The CCF organization treated us in a superior manner. Our accommodations were in Motel One in Berlin Mitte at the Kufurstendamm near the destroyed Kaiser Wilhem Church.
All meals, entertainment, and tours were planned, coordinated, and handled for us in an excellent, pleasant and polite manner.
We were greeted on our arrival by Professor Alexander Longolius, Chairman of the Checkpoint Charlie Foundation. and Doctor Andrea Mehrleander, Executive Director, Checkpoint Chatlie Foundation.
We toured Berlin in a comfortable bus and were shown various castles, museums, memorials, and government offices. Although space is not available to describe all we did, the following summary may give you some idea.

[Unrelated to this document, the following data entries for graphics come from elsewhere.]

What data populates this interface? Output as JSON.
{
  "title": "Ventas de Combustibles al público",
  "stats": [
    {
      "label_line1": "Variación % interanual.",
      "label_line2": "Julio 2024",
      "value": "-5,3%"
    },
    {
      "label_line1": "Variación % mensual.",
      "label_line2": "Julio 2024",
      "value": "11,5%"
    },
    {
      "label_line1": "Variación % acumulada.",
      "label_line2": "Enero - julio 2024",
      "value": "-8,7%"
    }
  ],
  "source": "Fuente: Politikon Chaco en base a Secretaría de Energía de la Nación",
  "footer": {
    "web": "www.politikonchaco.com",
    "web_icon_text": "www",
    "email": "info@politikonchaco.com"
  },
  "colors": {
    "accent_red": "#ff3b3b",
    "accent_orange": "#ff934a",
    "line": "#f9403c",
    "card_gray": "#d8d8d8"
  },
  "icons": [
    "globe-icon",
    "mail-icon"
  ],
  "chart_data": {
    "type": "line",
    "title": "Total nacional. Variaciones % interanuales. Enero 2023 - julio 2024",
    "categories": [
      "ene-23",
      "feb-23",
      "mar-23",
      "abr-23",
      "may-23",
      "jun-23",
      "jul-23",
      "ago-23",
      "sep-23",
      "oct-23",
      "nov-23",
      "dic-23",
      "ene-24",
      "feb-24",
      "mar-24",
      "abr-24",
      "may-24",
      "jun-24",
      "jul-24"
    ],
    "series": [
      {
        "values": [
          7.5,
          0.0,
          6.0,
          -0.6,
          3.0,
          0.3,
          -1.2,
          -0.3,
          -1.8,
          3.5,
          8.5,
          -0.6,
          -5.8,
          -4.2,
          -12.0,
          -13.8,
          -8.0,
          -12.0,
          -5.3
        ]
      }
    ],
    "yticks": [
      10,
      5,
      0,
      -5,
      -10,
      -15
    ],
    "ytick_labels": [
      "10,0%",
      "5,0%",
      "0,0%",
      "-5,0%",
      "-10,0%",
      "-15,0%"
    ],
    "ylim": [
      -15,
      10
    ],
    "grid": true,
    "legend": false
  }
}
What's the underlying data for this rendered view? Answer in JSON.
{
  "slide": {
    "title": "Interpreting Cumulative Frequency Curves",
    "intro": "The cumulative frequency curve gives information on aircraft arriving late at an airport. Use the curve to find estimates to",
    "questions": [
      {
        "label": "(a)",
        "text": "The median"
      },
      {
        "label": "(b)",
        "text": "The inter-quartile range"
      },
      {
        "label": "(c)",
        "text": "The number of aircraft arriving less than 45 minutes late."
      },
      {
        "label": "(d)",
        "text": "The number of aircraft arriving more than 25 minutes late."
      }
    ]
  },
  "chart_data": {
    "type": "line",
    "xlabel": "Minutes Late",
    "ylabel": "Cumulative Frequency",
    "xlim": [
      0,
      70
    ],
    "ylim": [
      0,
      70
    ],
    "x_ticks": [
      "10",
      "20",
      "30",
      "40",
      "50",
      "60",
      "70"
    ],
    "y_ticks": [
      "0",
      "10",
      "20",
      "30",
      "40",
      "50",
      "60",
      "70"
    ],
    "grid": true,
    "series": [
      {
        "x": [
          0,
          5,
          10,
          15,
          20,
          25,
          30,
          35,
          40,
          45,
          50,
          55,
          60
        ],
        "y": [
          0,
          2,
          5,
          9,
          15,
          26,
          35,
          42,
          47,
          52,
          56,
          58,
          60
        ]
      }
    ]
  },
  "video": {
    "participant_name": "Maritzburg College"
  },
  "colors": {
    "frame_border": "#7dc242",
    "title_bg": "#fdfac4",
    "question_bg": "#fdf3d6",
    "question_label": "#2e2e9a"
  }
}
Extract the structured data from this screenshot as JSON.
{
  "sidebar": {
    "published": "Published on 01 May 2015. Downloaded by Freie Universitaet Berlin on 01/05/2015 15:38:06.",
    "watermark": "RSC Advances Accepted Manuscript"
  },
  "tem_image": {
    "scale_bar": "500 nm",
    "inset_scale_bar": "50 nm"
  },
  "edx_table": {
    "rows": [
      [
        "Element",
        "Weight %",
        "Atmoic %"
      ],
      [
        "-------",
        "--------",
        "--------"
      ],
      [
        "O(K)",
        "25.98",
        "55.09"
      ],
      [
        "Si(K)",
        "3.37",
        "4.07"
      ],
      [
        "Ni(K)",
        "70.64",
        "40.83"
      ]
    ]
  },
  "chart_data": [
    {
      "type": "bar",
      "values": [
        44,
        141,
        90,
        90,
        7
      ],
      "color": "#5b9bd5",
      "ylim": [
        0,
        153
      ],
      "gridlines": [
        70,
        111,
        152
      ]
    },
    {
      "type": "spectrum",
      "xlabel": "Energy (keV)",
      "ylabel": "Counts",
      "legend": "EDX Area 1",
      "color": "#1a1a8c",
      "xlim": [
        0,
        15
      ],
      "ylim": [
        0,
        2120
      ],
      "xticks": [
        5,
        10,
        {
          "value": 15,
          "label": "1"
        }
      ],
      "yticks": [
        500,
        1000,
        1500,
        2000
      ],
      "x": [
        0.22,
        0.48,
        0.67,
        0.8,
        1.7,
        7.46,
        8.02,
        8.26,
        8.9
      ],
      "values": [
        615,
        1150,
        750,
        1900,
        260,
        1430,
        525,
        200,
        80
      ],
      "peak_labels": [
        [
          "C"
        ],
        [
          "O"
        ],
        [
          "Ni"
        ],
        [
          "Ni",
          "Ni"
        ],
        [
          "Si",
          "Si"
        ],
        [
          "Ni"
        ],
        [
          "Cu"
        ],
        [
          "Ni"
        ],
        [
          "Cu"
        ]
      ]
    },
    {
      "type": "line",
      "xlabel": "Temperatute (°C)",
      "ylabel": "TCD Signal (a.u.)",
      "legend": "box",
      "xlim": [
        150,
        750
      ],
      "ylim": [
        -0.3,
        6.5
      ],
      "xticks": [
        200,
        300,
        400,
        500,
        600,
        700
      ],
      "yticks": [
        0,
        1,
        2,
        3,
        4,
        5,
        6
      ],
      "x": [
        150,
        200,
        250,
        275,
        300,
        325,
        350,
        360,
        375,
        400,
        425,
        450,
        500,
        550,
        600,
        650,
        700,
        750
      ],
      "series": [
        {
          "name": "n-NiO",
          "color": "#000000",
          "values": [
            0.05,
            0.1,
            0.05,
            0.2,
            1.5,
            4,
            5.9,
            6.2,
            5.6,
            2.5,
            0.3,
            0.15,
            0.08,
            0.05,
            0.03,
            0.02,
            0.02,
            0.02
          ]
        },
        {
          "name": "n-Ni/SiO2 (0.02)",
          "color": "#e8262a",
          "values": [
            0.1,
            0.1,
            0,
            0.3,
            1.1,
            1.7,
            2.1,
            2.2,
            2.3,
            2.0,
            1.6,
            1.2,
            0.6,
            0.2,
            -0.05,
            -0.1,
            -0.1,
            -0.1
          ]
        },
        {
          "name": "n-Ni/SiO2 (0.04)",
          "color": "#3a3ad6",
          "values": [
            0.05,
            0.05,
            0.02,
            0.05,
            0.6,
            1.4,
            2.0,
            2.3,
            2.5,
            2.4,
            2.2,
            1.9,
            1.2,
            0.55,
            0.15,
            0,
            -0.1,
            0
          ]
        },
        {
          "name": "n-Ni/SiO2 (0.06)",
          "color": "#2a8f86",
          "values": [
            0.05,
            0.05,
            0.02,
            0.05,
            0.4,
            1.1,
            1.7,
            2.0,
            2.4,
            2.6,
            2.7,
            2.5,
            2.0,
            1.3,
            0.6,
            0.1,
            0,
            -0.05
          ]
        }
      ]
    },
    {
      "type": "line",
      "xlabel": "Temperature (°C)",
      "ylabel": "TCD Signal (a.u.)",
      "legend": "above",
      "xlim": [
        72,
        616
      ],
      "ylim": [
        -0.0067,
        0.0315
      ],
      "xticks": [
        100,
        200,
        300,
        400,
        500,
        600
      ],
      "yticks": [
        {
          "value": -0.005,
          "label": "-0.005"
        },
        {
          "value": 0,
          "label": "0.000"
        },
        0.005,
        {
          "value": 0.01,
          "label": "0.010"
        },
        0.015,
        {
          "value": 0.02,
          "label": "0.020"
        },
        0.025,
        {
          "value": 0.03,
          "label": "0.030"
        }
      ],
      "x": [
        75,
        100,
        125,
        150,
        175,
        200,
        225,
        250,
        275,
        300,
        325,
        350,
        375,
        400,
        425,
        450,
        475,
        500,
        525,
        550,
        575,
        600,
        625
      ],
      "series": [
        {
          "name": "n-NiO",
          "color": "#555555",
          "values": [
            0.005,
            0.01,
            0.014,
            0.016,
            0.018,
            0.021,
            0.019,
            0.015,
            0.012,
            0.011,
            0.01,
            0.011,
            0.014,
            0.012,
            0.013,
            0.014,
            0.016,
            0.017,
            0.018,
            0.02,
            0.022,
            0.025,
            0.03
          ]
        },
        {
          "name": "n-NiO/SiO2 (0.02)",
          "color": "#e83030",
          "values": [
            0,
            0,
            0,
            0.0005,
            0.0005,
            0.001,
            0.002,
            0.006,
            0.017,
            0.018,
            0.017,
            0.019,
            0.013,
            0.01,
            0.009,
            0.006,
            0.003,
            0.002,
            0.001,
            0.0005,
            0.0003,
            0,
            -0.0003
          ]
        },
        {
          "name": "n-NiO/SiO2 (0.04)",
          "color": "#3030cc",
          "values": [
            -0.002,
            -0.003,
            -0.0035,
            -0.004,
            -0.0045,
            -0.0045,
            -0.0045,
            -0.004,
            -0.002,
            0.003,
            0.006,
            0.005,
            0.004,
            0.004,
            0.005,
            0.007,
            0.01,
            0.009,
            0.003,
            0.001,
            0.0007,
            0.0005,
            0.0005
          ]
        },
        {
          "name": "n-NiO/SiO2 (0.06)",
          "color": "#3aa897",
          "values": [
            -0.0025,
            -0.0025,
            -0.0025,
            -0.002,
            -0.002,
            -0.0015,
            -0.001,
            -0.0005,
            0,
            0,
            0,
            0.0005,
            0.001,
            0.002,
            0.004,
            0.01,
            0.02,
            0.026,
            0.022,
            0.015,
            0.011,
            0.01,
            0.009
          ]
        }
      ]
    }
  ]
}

We toured and had photo stops :
Charlottenburg Palace; Olympic Stadium(1936); Schoenberg City Hall (JFK “Ich bin in Berliner); Brandenberg Gate; the Soviet War Memorial; Septsen Juni Strasser(17 Sep – riots); Allied Museum, using the PX and Movie Theater near the former Berlin Command Headquarters, Spandau Citadel; barraks of the German Army in Berlin, lunch and welcomng remarks by the CO, Col Arandt, and Mayor Wanjura of Berlin District Reinickendorf; bus tour of East Berlin with appropriate photo stops; thorough tour of Templehof Air Drome; visit to the U S Embassy and conference with the American Ambassador Murphy; lunch with Herr Momper, President of the Berlin Parliament; tour of the Berlin House of Representatives; tour of the Deutsch Reichstag building with tour led by Dr. Roland; meeting with high school students with questions and discussion; visit to McNair barracks and museum, Andrews Barracks and Roosevelt Barracks; the Free University and Harnack House, the Commandatura Building where the four powers met rarely, a bus tour through Potsdam, Cilnicker Palace, Sans Souci Palace; German-Russian Museum in East Berlin Karlshorst; parts of the Berlin Wall still standing. The wall was erected by the East German and East Berlin government in 1961 and came down in 1989.
And at night as one might choose :
Berliner Octoberfest, German Symphonic Orchestra, Gypsy Gentiermen, Festival of Lights.
We were provided prime seats in the superior, world-class variety show, “Qi”, (pronounced “key”), and attended as a group.
When I was posted in Berlin to the U S 6th Infantry Regiment 55 years ago, I had a few German friends. It was obvious then and now that the German people liked the Americans and found our presence in West Berlin much preferred to the Soviet presence in East Berlin.
I wrote this note at the request of Sergeant Major Lee Hagan, USMC Retired, Vice Commander of Purple Heart Chapter 1919 of Austin Texas. I decided to send it also to a few other friends, not just military friends. Therefore, please be aware of the Military Order of the Purple Heart; It is an association of those of us who have been awarded the Purple Heart Medal for serving honorably in combat with an armed enemy and being wounded in action or killed in action. I was awarded my Purple Heart for action in Korea in combat with the North Korean Communist Forces while serving as a rifle platoon leader in a rifle company of the 8th Cavalry Regiment of the First Cavalry Division.